Critique : 5 février 2015 par dansercanalhistorique.fr

Une pièce libre, ébouriffée, pourtant composée sur la base de rigoureuses combinaisons mathématiques. Dans moins d’un mois, Joanne Leighton aura quitté la direction du Centre chorégraphique national de Franche-Comté à Belfort. Cela au terme de péripéties pesantes, qui ne laisseront pas le souvenir d’un moment glorieux de l’Inspection de la danse au Ministère de la Culture.

Or la chorégraphe marque cette séquence finale par une pièce toute entraînante et clairvoyante, précise et légère. 9000 Pas a été composée rigoureusement sur la base de la suite mathématique dite de Fibonacci, qui combine des additions de chiffres selon des règles savantes de calculs systématiques. Le néophyte retiendra d’un tel système qu’il évacue toute dimension narrative ou psychologique.

Au contraire, dans une optique éminemment contemporaine, il s’agit de puiser, sous-jacents à l’apparence du monde, des modèles peu perceptibles, qui en fait structurent celui-ci. L’artiste n’a plus alors la prétention de rajouter un artefact de beauté forcée dans le monde, mais s’ingénie plutôt à glisser dans celui-ci une trame d’appui interstitiel, où vient se réfléchir une activation de la beauté de ce monde.

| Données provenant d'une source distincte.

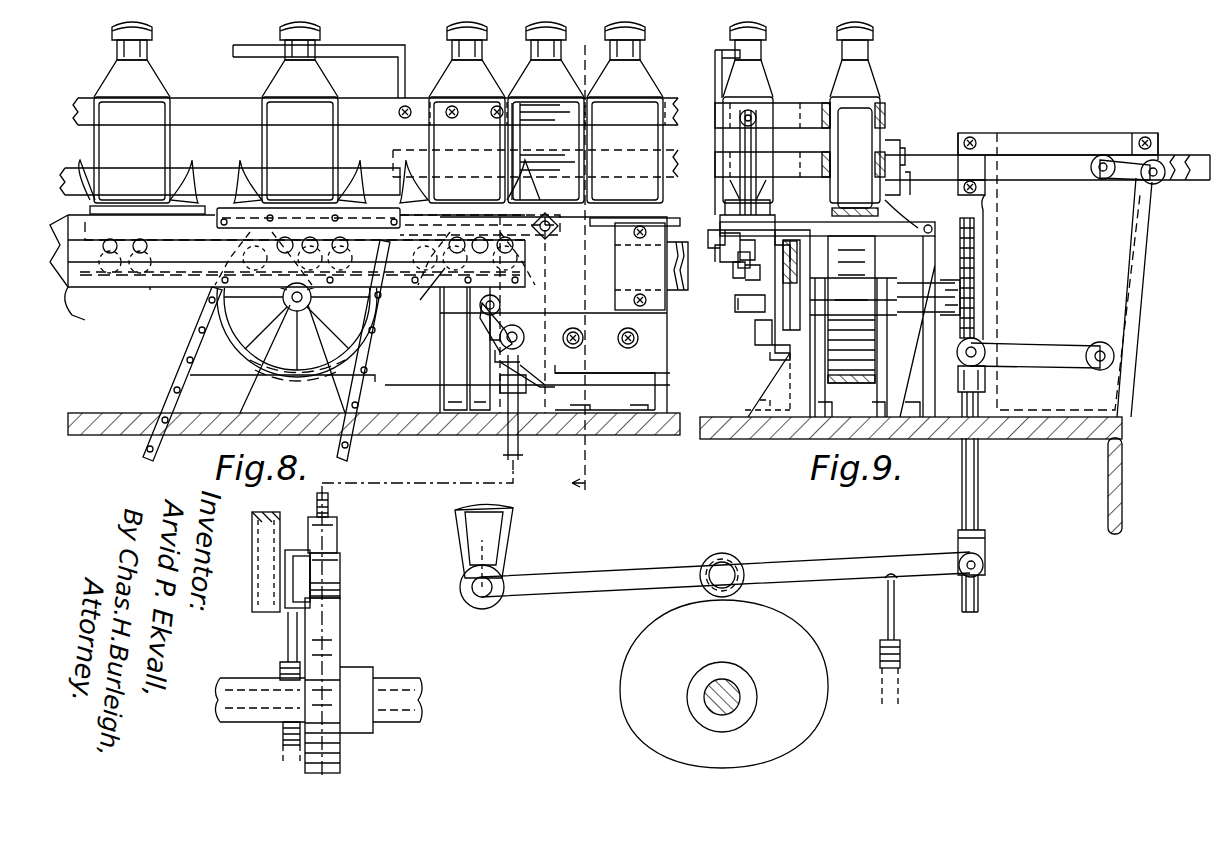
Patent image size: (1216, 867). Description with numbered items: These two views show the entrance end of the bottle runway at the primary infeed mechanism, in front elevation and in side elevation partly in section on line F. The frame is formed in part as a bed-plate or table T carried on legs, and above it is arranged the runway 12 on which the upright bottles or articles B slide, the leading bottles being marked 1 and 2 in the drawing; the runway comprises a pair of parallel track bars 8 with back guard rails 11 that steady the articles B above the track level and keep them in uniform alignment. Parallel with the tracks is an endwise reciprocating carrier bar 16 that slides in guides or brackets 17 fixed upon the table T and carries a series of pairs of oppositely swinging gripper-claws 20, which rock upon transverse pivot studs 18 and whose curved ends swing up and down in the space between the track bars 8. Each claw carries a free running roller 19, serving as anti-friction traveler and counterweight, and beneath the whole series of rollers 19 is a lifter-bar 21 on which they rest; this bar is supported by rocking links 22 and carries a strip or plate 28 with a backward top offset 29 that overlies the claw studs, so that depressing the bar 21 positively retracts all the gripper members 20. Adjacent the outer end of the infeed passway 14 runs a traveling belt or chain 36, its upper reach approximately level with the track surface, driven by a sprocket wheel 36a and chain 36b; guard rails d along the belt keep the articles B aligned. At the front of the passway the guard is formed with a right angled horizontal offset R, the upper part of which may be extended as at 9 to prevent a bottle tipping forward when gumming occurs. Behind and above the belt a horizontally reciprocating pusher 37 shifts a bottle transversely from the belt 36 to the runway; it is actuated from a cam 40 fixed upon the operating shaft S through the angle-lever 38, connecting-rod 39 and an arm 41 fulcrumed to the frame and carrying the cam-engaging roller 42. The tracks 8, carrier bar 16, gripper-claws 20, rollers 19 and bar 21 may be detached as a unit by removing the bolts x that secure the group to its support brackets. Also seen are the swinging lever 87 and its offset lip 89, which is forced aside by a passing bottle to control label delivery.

In FIG. 8, the bottle 1 is at (467, 30).
In FIG. 9, the bottle 1 is at (747, 30).
In FIG. 8, the bottle 2 is at (299, 30).
In FIG. 8, the track bars 8 is at (215, 240).
In FIG. 8, the horizontal extension 9 is at (346, 50).
In FIG. 9, the horizontal extension 9 is at (714, 52).
In FIG. 8, the back guard rails 11 is at (225, 108).
In FIG. 9, the runway 12 is at (712, 238).
In FIG. 9, the infeed passway 14 is at (761, 186).
In FIG. 8, the reciprocating bar 16 is at (553, 315).
In FIG. 9, the reciprocating bar 16 is at (790, 262).
In FIG. 8, the guides or brackets 17 is at (651, 266).
In FIG. 8, the transverse pivot studs 18 is at (427, 293).
In FIG. 9, the roller 19 is at (735, 270).
In FIG. 8, the gripper-claws 20 is at (195, 185).
In FIG. 8, the lifter-bar 21 is at (130, 288).
In FIG. 9, the lifter-bar 21 is at (740, 290).
In FIG. 8, the rocking links 22 is at (545, 313).
In FIG. 9, the rocking links 22 is at (765, 325).
In FIG. 8, the strip or plate 28 is at (140, 277).
In FIG. 9, the top offset or flange 29 is at (738, 258).
In FIG. 8, the traveling belt or chain 36 is at (678, 212).
In FIG. 9, the traveling belt or chain 36 is at (875, 232).
In FIG. 9, the sprocket wheel 36a is at (975, 262).
In FIG. 8, the chain 36b is at (172, 380).
In FIG. 9, the chain 36b is at (990, 593).
In FIG. 9, the pusher 37 is at (1010, 160).
In FIG. 9, the angle-lever 38 is at (1125, 290).
In FIG. 8, the connecting-rod 39 is at (519, 450).
In FIG. 9, the connecting-rod 39 is at (975, 455).
In FIG. 8, the cam 40 is at (330, 650).
In FIG. 9, the cam 40 is at (810, 682).
In FIG. 8, the arm 41 is at (338, 590).
In FIG. 9, the arm 41 is at (848, 565).
In FIG. 8, the cam-engaging roller 42 is at (328, 572).
In FIG. 9, the cam-engaging roller 42 is at (722, 560).
In FIG. 8, the swinging lever 87 is at (79, 307).
In FIG. 8, the offset lip 89 is at (150, 208).
In FIG. 8, the bottles or articles B is at (378, 112).
In FIG. 9, the bottles or articles B is at (810, 119).
In FIG. 8, the right angled horizontal offset R is at (532, 149).
In FIG. 9, the right angled horizontal offset R is at (718, 115).
In FIG. 8, the table T is at (415, 437).
In FIG. 9, the table T is at (911, 475).
In FIG. 8, the section line F is at (581, 272).
In FIG. 8, the operating shaft S is at (390, 690).
In FIG. 9, the operating shaft S is at (715, 695).
In FIG. 9, the guard rails d is at (892, 165).
In FIG. 8, the bolts x is at (580, 339).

Le motif de base est ici celui de la boucle, décliné en cercles successifs que dessinent inlassablement les trajectoires des danseurs qui se succèdent sur le plateau, ou s’y rejoignent, au point alors que ces cercles se croisent, se dédoublent, se démultiplient et se déforment. Une implacable logique de la durée s’installe, à la longue jouissive, au fur et à mesure que des variations rythmiques opèrent, sobrement marquées par des frappes percussives.

L’œil lui aussi, peu à peu divague, gagné par une ivresse hypnotique. Vient un moment où les combinaisons des trajectoires marchées-dansées, qu’on saisit comme toujours rigoureusement automatiques, n’en sont pas moins gagnées par une effervescence d’un entremêlement apparent, qui brouille les repères des certitudes qu’on croyait acquises. Entre le précis et l’ébouriffé, le flottement est exquis.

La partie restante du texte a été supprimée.